É fato também que a cobrança judicial de créditos tributários não tem surtido o
efeito esperado, como é de notório conhecimento, pois os processos de Execução Fiscal,
além de abarrotar a Vara Única desta Comarca, muitas vezes são arquivados, podendo até
mesmo serem vencidos pelos prescrição legal.
Não obstante, o projeto em estudo não traz a possiblidade de remissão tributária,
ou seja, não há possiblidade de concessão de perdão tributário sobre a obrigação principal,
mas tão somente descontos proporcionais sobre multas e juros, permitindo, assim, aos
contribuintes de Cláudio uma regularização, a partir de uma prévia legislação autorizativa.
Há, portanto, em nosso ordenamento jurídico, uma clara distinção entre tributo e
multa. O tributo, nos termos do artigo 3º do CTN, consiste numa prestação pecuniária
compulsória, em moeda ou cujo valor nela se possa exprimir, instituída por lei e cobrada
mediante atividade administrativa plenamente vinculada, que não constitua sanção de ato
ilícito. A multa, por sua vez, surge do descumprimento da própria obrigação tributária
principal (pagar o tributo) ou do descumprimento das obrigações acessórias, representando
sanção pelo cometimento do ilícito tributário, com natureza jurídica totalmente distinta.

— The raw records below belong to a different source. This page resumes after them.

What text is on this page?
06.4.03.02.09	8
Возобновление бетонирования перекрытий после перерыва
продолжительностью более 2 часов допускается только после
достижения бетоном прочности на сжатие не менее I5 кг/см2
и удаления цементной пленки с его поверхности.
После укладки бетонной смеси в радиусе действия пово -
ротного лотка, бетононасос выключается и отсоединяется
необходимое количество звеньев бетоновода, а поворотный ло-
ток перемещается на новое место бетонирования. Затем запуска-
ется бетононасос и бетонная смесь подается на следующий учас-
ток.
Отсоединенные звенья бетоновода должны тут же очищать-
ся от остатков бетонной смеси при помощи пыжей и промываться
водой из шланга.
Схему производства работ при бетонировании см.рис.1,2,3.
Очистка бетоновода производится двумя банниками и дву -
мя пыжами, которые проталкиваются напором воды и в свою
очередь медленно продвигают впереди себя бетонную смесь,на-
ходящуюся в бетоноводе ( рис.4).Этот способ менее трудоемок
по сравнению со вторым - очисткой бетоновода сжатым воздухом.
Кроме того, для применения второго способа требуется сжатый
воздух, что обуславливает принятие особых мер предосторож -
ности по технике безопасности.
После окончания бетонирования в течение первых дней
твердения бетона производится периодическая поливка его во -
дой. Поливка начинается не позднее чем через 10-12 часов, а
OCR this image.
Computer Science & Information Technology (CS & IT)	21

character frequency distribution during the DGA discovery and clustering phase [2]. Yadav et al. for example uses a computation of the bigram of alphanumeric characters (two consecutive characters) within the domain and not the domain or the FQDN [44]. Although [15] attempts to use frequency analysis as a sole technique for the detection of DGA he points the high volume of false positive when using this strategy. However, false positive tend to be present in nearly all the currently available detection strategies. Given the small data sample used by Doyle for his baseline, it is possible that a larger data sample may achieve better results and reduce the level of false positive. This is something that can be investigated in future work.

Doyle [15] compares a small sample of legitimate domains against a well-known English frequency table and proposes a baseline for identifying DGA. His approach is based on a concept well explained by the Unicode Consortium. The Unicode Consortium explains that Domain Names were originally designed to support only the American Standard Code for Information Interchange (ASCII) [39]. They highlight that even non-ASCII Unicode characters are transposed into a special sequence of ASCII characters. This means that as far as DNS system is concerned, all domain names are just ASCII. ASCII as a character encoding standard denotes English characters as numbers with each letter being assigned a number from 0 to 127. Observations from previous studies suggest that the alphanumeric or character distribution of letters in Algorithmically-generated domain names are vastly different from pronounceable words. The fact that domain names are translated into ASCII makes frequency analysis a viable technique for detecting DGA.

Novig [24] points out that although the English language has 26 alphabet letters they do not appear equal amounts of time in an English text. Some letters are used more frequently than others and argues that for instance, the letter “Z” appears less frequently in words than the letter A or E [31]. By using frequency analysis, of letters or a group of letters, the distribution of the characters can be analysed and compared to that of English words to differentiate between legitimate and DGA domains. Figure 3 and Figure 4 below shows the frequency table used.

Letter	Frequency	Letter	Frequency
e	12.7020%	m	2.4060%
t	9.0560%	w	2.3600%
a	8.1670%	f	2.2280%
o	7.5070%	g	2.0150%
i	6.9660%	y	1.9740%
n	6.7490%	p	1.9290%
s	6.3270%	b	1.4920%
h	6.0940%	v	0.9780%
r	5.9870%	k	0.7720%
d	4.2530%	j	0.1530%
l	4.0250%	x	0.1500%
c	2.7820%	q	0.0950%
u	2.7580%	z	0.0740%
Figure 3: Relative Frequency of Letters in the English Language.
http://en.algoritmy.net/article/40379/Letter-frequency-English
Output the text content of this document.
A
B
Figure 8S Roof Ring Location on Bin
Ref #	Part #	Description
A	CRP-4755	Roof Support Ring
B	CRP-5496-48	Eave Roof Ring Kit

É dizer, portanto, que a concessão de reduções nos valores de multa e juros de
mora não constituem renúncia de receita, tendo em vista que estes créditos não constituem
obrigações tributárias e, por isso, não integram o cômputo das receitas públicas primárias.
Ao planejar suas políticas públicas o município não pode contar com valores
relativos às multas e juros moratórios, visto que estes não se destinam ao custeio das
atividades estatais.
É fato que o impedimento pelo pagamento do crédito tributário surge, geralmente,
pelo considerável acréscimo decorrente dos atrasos e inadimplência, que muitas vezes
ocasiona um demasiado e injustificado aumento da dívida.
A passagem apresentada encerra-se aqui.